No magic wand exists to end the coronavirus pandemic, but as of this week there is a portable diagnostic test from Abbott Laboratories to detect COVID-19 within minutes. We’re impressed, not surprised. America will get through this crisis only in an intense national effort that combines commitment and creativity.
So much dedication is on display, beginning with the brave work of doctors, nurses and first responders caring for highly contagious patients. Then there are the hospital, office and public cleaning crews risking their health to fight COVID-19. What also catches our eye is the aggressive burst of energy from American medical companies pursuing coronavirus tests, treatments, vaccines and cures.
Two months ago, COVID-19 was a mystery ailment that had infected hundreds of people in central China. On Monday, Johnson & Johnson said it would begin human testing of a vaccine in September that could be ready for emergency use in early 2021.
Two weeks ago, General Motors was idling its Kokomo, Ind., plant as part of the broad shutdown of U.S. industry to fend off the virus. GM is now working 24/7 to turn the Kokomo facility that manufactures electrical parts for cars into a ventilator assembly line in collaboration with Ventec Life Systems, a medical instrument company. Ventec normally makes 200 toaster-sized ventilators a month. With GM’s manufacturing and supply chain know-how, executives think they can ramp up to 20,000 units a month, according to a New York Times report. That’s ingenuity for which GM says it seeks only to recoup costs.
Not that there’s anything wrong with profits. Medical companies such as Abbott are built to discover cures and treatments. They take the financial risks and when their investments pan out, they stand to earn the reward.

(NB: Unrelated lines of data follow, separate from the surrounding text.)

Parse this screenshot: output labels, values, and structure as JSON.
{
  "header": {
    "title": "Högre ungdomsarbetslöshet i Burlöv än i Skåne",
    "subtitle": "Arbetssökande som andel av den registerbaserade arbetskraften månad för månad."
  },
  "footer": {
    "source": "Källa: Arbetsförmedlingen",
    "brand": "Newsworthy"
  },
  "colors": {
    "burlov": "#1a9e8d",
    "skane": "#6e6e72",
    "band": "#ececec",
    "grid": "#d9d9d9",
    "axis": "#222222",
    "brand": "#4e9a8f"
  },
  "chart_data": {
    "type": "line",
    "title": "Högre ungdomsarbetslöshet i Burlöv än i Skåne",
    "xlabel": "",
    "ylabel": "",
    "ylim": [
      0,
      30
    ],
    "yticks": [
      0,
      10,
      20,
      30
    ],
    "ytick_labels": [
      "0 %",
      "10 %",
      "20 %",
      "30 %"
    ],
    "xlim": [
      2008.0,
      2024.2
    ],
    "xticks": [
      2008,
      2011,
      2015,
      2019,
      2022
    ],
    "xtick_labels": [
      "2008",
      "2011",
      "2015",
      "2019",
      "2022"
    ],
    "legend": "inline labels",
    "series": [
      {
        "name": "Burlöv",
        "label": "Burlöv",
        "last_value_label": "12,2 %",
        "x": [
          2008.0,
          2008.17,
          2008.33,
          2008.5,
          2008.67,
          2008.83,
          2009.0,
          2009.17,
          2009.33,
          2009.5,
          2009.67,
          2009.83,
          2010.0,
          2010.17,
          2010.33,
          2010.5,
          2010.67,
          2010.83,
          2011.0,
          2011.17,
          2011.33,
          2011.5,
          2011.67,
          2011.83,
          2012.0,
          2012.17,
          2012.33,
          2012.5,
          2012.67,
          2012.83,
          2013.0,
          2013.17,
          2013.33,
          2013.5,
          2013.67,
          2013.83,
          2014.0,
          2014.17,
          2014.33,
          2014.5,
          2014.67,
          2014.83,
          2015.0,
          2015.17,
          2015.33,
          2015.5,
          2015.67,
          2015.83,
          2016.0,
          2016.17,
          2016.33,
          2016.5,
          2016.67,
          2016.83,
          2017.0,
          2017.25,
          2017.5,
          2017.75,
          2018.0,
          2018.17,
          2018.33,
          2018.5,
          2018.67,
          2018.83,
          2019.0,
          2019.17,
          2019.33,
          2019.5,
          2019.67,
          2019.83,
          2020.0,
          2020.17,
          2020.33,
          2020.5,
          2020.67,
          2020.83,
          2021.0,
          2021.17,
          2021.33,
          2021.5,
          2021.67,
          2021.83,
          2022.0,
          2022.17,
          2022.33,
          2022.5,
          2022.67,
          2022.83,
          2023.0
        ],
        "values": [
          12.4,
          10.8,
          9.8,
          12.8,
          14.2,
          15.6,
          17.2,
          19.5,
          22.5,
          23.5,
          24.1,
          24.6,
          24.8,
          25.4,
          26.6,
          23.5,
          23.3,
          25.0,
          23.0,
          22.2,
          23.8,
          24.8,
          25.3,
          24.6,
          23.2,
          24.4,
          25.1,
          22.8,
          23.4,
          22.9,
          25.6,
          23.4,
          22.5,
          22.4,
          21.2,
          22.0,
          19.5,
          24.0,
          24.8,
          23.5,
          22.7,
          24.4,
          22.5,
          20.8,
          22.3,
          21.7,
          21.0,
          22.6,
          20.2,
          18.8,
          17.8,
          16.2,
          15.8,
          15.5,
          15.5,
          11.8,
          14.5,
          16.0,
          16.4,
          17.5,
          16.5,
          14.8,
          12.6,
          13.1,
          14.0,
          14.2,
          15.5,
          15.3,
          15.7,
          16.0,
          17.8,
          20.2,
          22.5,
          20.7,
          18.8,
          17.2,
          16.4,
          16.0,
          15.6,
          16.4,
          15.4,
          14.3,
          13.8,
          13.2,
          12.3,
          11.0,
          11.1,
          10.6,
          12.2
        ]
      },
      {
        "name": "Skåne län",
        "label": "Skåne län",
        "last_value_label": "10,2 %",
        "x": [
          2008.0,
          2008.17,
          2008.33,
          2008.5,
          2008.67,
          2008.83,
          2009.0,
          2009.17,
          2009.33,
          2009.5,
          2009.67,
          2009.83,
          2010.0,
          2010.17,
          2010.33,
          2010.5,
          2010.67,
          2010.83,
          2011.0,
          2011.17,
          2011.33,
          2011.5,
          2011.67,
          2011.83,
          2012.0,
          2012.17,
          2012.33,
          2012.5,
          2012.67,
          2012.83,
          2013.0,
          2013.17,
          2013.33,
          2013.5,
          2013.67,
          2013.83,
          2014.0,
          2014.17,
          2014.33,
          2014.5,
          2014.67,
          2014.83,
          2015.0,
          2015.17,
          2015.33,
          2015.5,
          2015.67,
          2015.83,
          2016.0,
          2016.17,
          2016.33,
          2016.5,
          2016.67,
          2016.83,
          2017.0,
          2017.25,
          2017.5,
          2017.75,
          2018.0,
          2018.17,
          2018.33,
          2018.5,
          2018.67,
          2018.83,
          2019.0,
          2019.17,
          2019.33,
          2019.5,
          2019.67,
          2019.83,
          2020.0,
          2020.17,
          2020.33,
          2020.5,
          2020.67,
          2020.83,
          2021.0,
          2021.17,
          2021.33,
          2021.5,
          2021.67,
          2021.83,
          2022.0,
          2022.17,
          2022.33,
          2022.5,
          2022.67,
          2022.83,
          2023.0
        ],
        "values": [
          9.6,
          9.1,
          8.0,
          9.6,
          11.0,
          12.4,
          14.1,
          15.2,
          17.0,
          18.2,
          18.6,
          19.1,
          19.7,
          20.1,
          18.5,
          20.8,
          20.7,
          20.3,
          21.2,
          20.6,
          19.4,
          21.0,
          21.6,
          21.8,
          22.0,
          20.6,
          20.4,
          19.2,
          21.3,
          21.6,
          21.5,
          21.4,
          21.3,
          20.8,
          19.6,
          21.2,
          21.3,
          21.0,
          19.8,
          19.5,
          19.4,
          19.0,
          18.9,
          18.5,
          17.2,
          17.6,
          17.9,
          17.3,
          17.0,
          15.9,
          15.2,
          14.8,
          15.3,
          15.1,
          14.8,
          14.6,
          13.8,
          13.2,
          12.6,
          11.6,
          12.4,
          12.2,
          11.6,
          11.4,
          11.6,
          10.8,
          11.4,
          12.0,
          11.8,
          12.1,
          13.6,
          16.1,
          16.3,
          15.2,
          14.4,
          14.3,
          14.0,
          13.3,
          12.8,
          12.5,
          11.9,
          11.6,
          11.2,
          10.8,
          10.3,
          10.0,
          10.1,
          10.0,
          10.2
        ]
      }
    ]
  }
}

Abbott is ramping up production of its COVID-19 test to 50,000 units a day to be allocated first to front-line workers. But that’s just the start. “We have multiple R&D teams at work” on a variety of different coronavirus tests, including a version that can operate like a pregnancy test, Abbott CEO Miles White told CNBC. “All of those are a matter of weeks to a couple of months away.”
Government leaders and health officials carry the primary responsibility for combating COVID-19 in Illinois. Chicago Mayor Lori Lightfoot closed the lakefront to enforce social distancing rules. Gov. J.B. Pritzker initiated the conversion of a backup field hospital at McCormick Place. These are extraordinary efforts.
What has been more challenging for Pritzker and other governors is obtaining enough disposable masks, gloves and other privately manufactured hospital gear to treat patients. The Tribune’s David Heinzmann reported that supply chains have been severely disrupted by the virus: Production of equipment has plummeted while demand has reached unprecedented levels. Understandably, this has led to purchasing scrambles.
Pritzker and others have called on President Donald Trump to use his power under the federal Defense Production Act to require numerous companies to supply governments with gear. Perhaps that will become necessary, but as of now we’re not aware of widespread resistance from manufacturers. Quite the opposite. When Trump said last week that he had ordered GM to work on ventilators, the company responded that it already had been working around the clock for a week.
The coronavirus pandemic is a fast-evolving crisis. The federal government has an important role to play in purchasing and distributing equipment, but so do the states. State officials know best the needs of their states and should be working the problem as hard as they can alongside the feds, and in cooperation with the private sector because it has the expertise.
That will be the only way to defeat COVID-19 — a total effort by all.